Nigeria fritters foreign reserves as Angola builds
Lagos: Nigeria’s position as the country with the second largest Foreign Exchange (FX) reserves in Sub-Saharan Africa (behind South Africa), is in danger, as Angola is set to overtake it in the near future. Angola, which produced around 1.7 million barrels per day (mbpd) of crude oil in 2011, compared to 2.1 mbpd for Nigeria, has managed to increase its FX reserves by 132.4 percent, from $12.5 billion in October 2009 to $33.1 billion in May 2012. In the same period (2009 – 2012) Nigeria’s FX reserves fell by 16.4 percent, moving from $45 billion to $37.6 billion.
“The difference between Angola and Nigeria is obviously the direction in fiscal policy,” Samir Gadio, emerging markets strategist at Standard Bank London, said in an e-mail reply.
“Unless the Sovereign Wealth Fund (SWF) is effectively launched in the near term in Nigeria, and fiscal excesses and inefficiencies (including the fuel subsidy) seriously addressed, Angola will probably overtake Nigeria as the Sub-Saharan Africa country with the largest FX reserves, excluding South Africa.”
Gadio notes that if fiscal savings in the Excess Crude Account (ECA) had fully resumed in 2010 after the global economic crisis and other structural imbalances had been tackled, Nigeria’s aggregate FX reserves would be hovering around $60-70 billion today, suggesting leakages of over $30 billion.
“This would have helped smooth the boom and bust oil cycles, restored Naira (NGN) confidence and ensured a more viable FX framework,” he said.
The prospect of Angola overtaking Nigeria in reserve accumulation is not just symbolic, but highlights the damage the fuel subsidy scam and other fiscal leakages are having on the country.
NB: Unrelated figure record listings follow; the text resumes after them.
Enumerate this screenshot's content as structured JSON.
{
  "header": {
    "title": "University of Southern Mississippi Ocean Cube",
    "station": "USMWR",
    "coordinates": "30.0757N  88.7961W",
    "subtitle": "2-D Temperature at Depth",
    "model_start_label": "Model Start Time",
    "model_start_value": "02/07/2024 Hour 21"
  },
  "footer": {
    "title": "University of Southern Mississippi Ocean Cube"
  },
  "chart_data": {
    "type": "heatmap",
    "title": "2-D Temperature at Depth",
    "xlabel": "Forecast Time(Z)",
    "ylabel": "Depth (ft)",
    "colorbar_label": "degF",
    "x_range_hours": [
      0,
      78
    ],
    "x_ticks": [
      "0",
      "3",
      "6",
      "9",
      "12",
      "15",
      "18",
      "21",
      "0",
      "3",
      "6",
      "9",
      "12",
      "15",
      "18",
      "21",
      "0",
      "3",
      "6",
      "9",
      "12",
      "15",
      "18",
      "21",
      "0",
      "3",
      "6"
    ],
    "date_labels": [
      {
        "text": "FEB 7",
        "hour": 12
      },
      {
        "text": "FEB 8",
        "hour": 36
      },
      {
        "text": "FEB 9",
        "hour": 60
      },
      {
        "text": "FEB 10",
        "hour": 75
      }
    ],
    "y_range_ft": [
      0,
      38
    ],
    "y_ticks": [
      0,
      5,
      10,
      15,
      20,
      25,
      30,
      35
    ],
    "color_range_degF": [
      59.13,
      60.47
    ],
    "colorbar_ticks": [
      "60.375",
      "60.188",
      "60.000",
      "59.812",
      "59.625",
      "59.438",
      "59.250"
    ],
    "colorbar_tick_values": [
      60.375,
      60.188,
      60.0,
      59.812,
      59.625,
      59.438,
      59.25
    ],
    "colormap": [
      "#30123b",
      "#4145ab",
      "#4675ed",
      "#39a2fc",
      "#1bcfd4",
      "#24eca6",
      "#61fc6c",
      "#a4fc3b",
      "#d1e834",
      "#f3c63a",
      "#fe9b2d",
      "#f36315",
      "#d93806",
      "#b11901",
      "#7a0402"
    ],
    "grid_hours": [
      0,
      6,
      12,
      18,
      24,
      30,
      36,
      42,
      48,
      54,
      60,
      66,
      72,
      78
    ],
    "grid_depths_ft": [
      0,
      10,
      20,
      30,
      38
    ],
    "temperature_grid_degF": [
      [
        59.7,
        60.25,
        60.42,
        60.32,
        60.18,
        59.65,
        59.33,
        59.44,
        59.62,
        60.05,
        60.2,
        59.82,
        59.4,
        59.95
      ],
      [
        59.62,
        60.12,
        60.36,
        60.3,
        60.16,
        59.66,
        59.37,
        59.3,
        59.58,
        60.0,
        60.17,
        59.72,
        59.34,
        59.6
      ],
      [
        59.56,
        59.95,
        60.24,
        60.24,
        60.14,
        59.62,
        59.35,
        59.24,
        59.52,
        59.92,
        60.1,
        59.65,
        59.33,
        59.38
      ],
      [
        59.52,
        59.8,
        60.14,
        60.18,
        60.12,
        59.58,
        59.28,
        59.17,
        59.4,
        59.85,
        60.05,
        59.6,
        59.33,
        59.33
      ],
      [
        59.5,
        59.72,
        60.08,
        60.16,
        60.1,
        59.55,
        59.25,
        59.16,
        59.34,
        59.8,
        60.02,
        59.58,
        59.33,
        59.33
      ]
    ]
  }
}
A detailed report by the House of Representatives ad-hoc committee on fuel subsidy, recently alleged fraud totaling the equivalent of N1.07 trillion (about $ 6.8billion). Payments totaling N2.6 trillion ($16 billion) in fuel subsidies were made in 2011 through a fraudulent process, the committee said.
The ECA which contained $20 billion in 2007 now holds around $5 billion, despite years of record oil prices. The level of the external reserves is important for macro-economic stability because the Central Bank of Nigeria (CBN) uses the reserves to defend the local currency, and for attaining its price stability mandate.
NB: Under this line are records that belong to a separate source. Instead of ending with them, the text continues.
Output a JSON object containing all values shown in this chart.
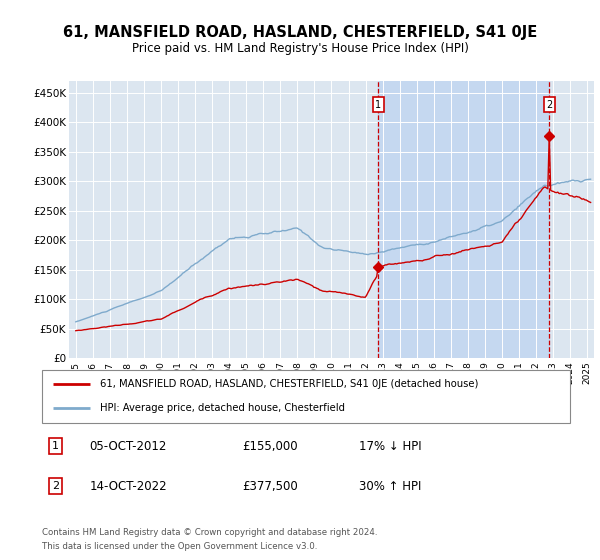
{
  "title": "61, MANSFIELD ROAD, HASLAND, CHESTERFIELD, S41 0JE",
  "subtitle": "Price paid vs. HM Land Registry's House Price Index (HPI)",
  "title_fontsize": 10.5,
  "subtitle_fontsize": 8.5,
  "plot_bg_color": "#dce6f0",
  "shade_color": "#c5d8f0",
  "ylabel_values": [
    "£0",
    "£50K",
    "£100K",
    "£150K",
    "£200K",
    "£250K",
    "£300K",
    "£350K",
    "£400K",
    "£450K"
  ],
  "ytick_values": [
    0,
    50000,
    100000,
    150000,
    200000,
    250000,
    300000,
    350000,
    400000,
    450000
  ],
  "ylim": [
    0,
    470000
  ],
  "xlim_start": 1994.6,
  "xlim_end": 2025.4,
  "xtick_years": [
    1995,
    1996,
    1997,
    1998,
    1999,
    2000,
    2001,
    2002,
    2003,
    2004,
    2005,
    2006,
    2007,
    2008,
    2009,
    2010,
    2011,
    2012,
    2013,
    2014,
    2015,
    2016,
    2017,
    2018,
    2019,
    2020,
    2021,
    2022,
    2023,
    2024,
    2025
  ],
  "red_line_color": "#cc0000",
  "blue_line_color": "#7faacc",
  "vline_color": "#cc0000",
  "marker_color": "#cc0000",
  "ann1_x": 2012.75,
  "ann1_y": 155000,
  "ann2_x": 2022.78,
  "ann2_y": 377500,
  "annotation1": {
    "label": "1",
    "date": "05-OCT-2012",
    "price": "£155,000",
    "hpi_text": "17% ↓ HPI"
  },
  "annotation2": {
    "label": "2",
    "date": "14-OCT-2022",
    "price": "£377,500",
    "hpi_text": "30% ↑ HPI"
  },
  "legend_line1": "61, MANSFIELD ROAD, HASLAND, CHESTERFIELD, S41 0JE (detached house)",
  "legend_line2": "HPI: Average price, detached house, Chesterfield",
  "footer1": "Contains HM Land Registry data © Crown copyright and database right 2024.",
  "footer2": "This data is licensed under the Open Government Licence v3.0."
}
“The CBN has been increasing its dollar sales at the bi-weekly auction to $300 million from 04 June and to $400 million from 13 June,” FBN capital analysts wrote in a note to clients on June 15.
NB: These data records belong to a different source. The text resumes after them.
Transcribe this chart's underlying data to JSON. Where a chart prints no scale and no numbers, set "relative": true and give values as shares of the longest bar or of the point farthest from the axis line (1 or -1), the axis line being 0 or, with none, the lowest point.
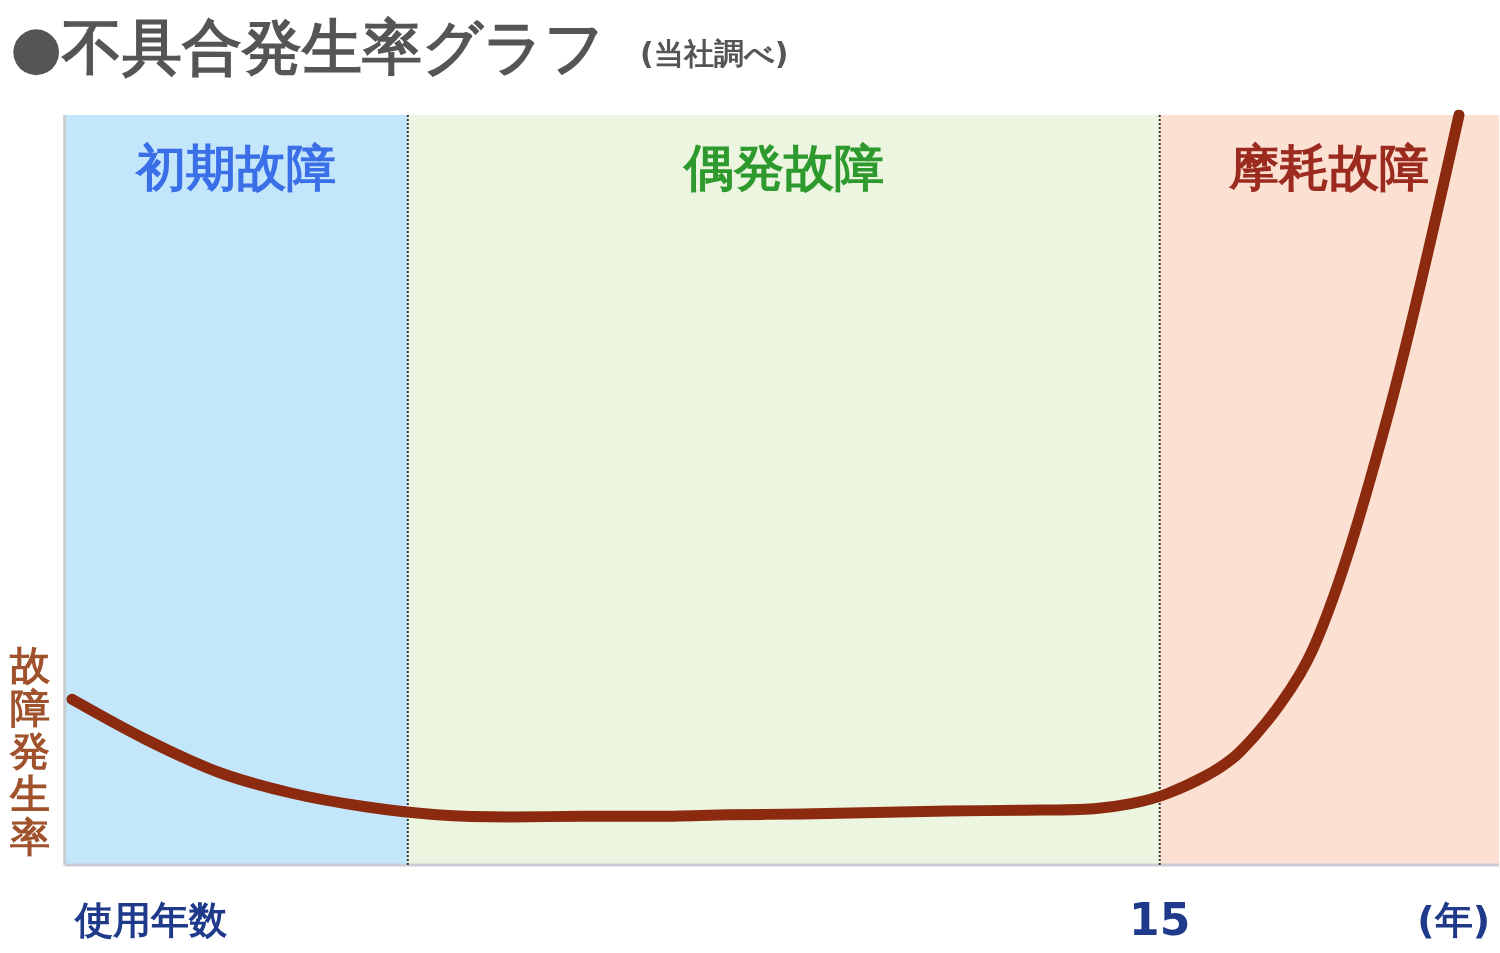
{
  "chart_data": {
    "type": "line",
    "title": "●不具合発生率グラフ",
    "subtitle": "(当社調べ)",
    "xlabel": "使用年数",
    "ylabel": "故障発生率",
    "annotations": [
      "初期故障",
      "偶発故障",
      "摩耗故障",
      "15",
      "(年)"
    ],
    "relative": true,
    "categories": [
      null,
      null,
      null,
      null,
      null,
      null,
      null,
      null,
      null,
      null,
      null,
      null,
      null,
      null,
      null,
      null,
      null,
      null,
      null,
      null
    ],
    "series": [
      {
        "color": "#8b2a0e",
        "values": [
          0.221,
          0.168,
          0.124,
          0.096,
          0.078,
          0.067,
          0.064,
          0.065,
          0.065,
          0.067,
          0.068,
          0.07,
          0.072,
          0.073,
          0.075,
          0.095,
          0.151,
          0.288,
          0.59,
          1
        ]
      }
    ],
    "grid": false,
    "line_style": "solid"
  }
}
Analysts say the CBN still has some ammunition ($37.2 billion of overall FX reserves, including CBN reserves), that can be used to support the Naira, to prevent a disorderly depreciation of the exchange rate.
However, they say if aggregate reserves were to fall to $30 billion, on the back of falling oil prices, a devaluation would probably become unavoidable.
Oil prices have slipped in recent months, from $110 a barrel to below $80 a barrel on Monday.
“For the moment, it is the external risks that loom large,” said Razia Khan, in an email reply to BusinessDay. “Even emerging from a period of relative strength in oil prices, Nigeria’s FX reserves have risen only very modestly to $37 billion. In view of global risks, and Nigeria’s new susceptibility to potential outflows, much still needs to be done to rebuild the economy’s external buffers.”
The approval by state governors of the federal government’s proposal to launch the SWF would probably help forestall that scenario by reducing leakages and bringing increased confidence to the local currency.
“The council has agreed with the federal government to go ahead to implement the Nigeria Sovereign Investment Authority with an initial fund of $1 billion,” Rivers State Governor Rotimi Amaechi told reporters yesterday.
The SWF is to replace the ECA, where Nigeria saves oil revenues over a benchmark budget price, currently $72 a barrel. Nigeria was one of only three OPEC member states not to have a SWF.
The government has said the fund will provide a firmer legal basis to ring fence Nigeria’s oil savings. It has three main aims: saving money for future generations, providing financing for badly needed infrastructure, and starting a stabilization fund to defend the economy against commodity price shocks.